The woman’s lips peeled back against her teeth as if she wanted to bite Sarge. To Phoenix, she looked like that vampire lady in Def by Temptation, the sexy horror movie she and her cousin had watched on cable at Gloria’s house after her parents went to bed. But the woman said, very softly, “Lo siento, lo siento, let’s just get finished already. Dios mio.”
Something she said must have been I’m sorry in Spanish, because Sarge’s eyes left her and he went back to yanking cords. Phoenix saw Mom give him a frown. Mom had told Sarge that if he ever talked to her the way he talked to the artists, she would kick him to the curb. But Sarge saved that tone for grown people who thought they were children and didn’t know how to act. He didn’t even talk to Phoenix like that, except when he told her to bring him his belt.
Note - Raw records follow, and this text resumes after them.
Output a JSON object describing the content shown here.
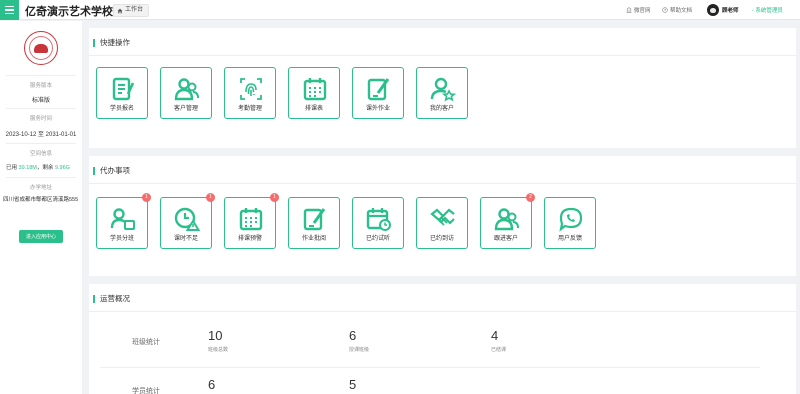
{
  "app": {
    "title": "亿奇演示艺术学校"
  },
  "header": {
    "home_tab": "工作台",
    "links": [
      {
        "label": "微官网",
        "icon": "building-icon"
      },
      {
        "label": "帮助文档",
        "icon": "help-circle-icon"
      }
    ],
    "user": {
      "name": "顾老师",
      "role": "- 系统管理员"
    }
  },
  "sidebar": {
    "version_label": "服务版本",
    "version_value": "标准版",
    "period_label": "服务时间",
    "period_value": "2023-10-12 至 2031-01-01",
    "space_label": "空间信息",
    "space_used_prefix": "已用",
    "space_used": "39.18M",
    "space_remain_prefix": "，剩余",
    "space_remain": "9.96G",
    "address_label": "办学地址",
    "address_value": "四川省成都市郫都区清溪路555",
    "enter_button": "进入应用中心"
  },
  "quick_actions": {
    "title": "快捷操作",
    "items": [
      {
        "label": "学员报名",
        "icon": "signup-form-icon"
      },
      {
        "label": "客户管理",
        "icon": "customers-icon"
      },
      {
        "label": "考勤管理",
        "icon": "fingerprint-icon"
      },
      {
        "label": "排课表",
        "icon": "calendar-grid-icon"
      },
      {
        "label": "课外作业",
        "icon": "homework-pen-icon"
      },
      {
        "label": "我的客户",
        "icon": "user-star-icon"
      }
    ]
  },
  "todos": {
    "title": "代办事项",
    "items": [
      {
        "label": "学员分班",
        "icon": "student-group-icon",
        "badge": "1"
      },
      {
        "label": "课时不足",
        "icon": "clock-warning-icon",
        "badge": "1"
      },
      {
        "label": "排课预警",
        "icon": "calendar-grid-icon",
        "badge": "1"
      },
      {
        "label": "作业批阅",
        "icon": "homework-pen-icon",
        "badge": ""
      },
      {
        "label": "已约试听",
        "icon": "calendar-clock-icon",
        "badge": ""
      },
      {
        "label": "已约到访",
        "icon": "handshake-icon",
        "badge": ""
      },
      {
        "label": "跟进客户",
        "icon": "customers-icon",
        "badge": "2"
      },
      {
        "label": "用户反馈",
        "icon": "feedback-phone-icon",
        "badge": ""
      }
    ]
  },
  "overview": {
    "title": "运营概况",
    "rows": [
      {
        "label": "班级统计",
        "stats": [
          {
            "value": "10",
            "caption": "班级总数"
          },
          {
            "value": "6",
            "caption": "授课班级"
          },
          {
            "value": "4",
            "caption": "已结课"
          }
        ]
      },
      {
        "label": "学员统计",
        "stats": [
          {
            "value": "6",
            "caption": ""
          },
          {
            "value": "5",
            "caption": ""
          }
        ]
      }
    ]
  },
  "colors": {
    "accent": "#2bbf8c",
    "badge": "#f56c6c",
    "logo": "#c7343a"
  }
}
Phoenix climbed onstage to give her mother a shameless hug. She only hugged Mom before she was about to beg her for something. Mom’s bosom smelled like perspiration and Ombre Rose, her favorite perfume. She was wearing her loose purple batik pants and matching top with the mirrored, sparkly collar, like an Indian princess. Mom only wore clothes that draped over her body, hiding it. Mom was never through with her stories of the starvation and broken bodies from her days with a ballet company in Boston, but as long as Phoenix had known her, her mother had weighed more than two hundred pounds.